'Certainly, a collection of horrors,' says my Lady, gathering up her mantles and furs; 'but they interest one for the moment!. Have the kindness, Mr. Tulkinghorn, to open the door for me.'

Mr. Tulkinghorn does so with deference, and holds it open while she passes out. She passes close to him, with her usual fatigued manner, and insolent grace. They meet again at dinner – again, next day – again, for many days in succession. Lady Dedlock is always the same exhausted deity, surrounded by worshippers, and terribly liable to be bored to death, even while presiding at her own shrine. Mr. Tulkinghorn is always the same speechless repository of noble confidences: so oddly out of place, and yet so perfectly at home. They appear to take as little note of one another, as any two people, enclosed within the same walls, could. But whether each evermore watches and suspects the other, evermore mistrustful of some great reservation; whether each is evermore prepared at all points for the other, and never to be taken unawares; what each would give to know how much the other knows – all this is hidden, for the time, in their own hearts.

Chapter XIII

Esther's narrative

We held many consultations about what Richard was to be; first, without Mr. Jarndyce, as he had requested, and afterwards with him; but it was a long time before we seemed to make progress. Richard said he was ready for anything. When Mr. Jarndyce doubted whether he might not already be too old to enter the Navy, Richard said he had thought of that, and perhaps he was. When Mr. Jarndyce asked him what he thought of the Army, Richard said he had thought of that, too, and it wasn't a bad idea. When Mr. Jarndyce advised him to try and decide within himself, whether his old preference for the sea was an ordinary boyish inclination, or a strong impulse, Richard answered, Well, he really had tried very often, and he couldn't make out.
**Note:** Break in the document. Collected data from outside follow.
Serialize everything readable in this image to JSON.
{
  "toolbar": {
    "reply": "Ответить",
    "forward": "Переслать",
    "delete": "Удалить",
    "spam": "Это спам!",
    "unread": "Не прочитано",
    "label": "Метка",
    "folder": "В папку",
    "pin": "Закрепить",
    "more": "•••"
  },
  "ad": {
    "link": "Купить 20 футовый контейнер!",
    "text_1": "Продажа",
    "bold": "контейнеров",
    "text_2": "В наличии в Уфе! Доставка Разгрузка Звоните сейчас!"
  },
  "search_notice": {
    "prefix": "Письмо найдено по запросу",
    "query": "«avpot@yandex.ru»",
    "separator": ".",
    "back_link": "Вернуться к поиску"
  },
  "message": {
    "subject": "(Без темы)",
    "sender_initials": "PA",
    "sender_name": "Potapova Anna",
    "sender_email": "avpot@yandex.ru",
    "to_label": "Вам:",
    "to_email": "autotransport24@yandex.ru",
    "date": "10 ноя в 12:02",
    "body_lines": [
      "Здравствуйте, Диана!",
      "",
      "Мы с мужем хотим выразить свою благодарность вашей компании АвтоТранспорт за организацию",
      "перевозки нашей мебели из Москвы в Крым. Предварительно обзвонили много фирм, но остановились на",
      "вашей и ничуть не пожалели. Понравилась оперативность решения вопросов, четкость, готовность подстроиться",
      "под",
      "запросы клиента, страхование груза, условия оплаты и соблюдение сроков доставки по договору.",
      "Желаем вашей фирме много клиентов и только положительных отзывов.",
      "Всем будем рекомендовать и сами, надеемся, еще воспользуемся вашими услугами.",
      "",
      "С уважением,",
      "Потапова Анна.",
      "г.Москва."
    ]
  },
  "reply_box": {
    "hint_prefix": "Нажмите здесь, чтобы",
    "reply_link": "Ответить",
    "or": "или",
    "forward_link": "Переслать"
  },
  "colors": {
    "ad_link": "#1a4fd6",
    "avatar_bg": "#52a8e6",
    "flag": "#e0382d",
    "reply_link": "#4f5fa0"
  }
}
'How much of this indecision of character,' Mr. Jarndyce said to me, 'is chargeable on that incomprehensible heap of uncertainty and procrastination on which he has been thrown from his birth, I don't pretend to say; but that Chancery, among its other sins, is responsible for some of it, I can plainly see. It has engendered or confirmed in him a habit of putting off – and trusting to this, that, and the other chance, without knowing what chance – and dismissing everything as unsettled, uncertain, and confused. The character of much older and steadier people may be even changed by the circumstances surrounding them. It would be too much to expect that a boy's, in its formation, should be the subject of such influences, and escape them.'

I felt this to be true; though, if I may venture to mention what I thought besides, I thought it much to be regretted that Richard's education had not counteracted those influences, or directed his character. He had been eight years at a public school, and had learnt, I understood, to make Latin Verses of several sorts, in the most admirable manner. But I never heard that it had been anybody's business to find out what his natural bent was, or where his failings lay, or to adapt any kind of knowledge to him. He had been adapted to the Verses, and had learnt the art of making them to such perfection, that if he had remained at school until he was of age, I suppose he could only have gone on making them over and over again, unless he had enlarged his education by forgetting how to do it. Still, although I had no doubt that they were very beautiful, and very improving, and very sufficient for a great many purposes of life, and always remembered all through life, I did doubt whether Richard would not have profited by some one studying him a little, instead of his studying them quite so much.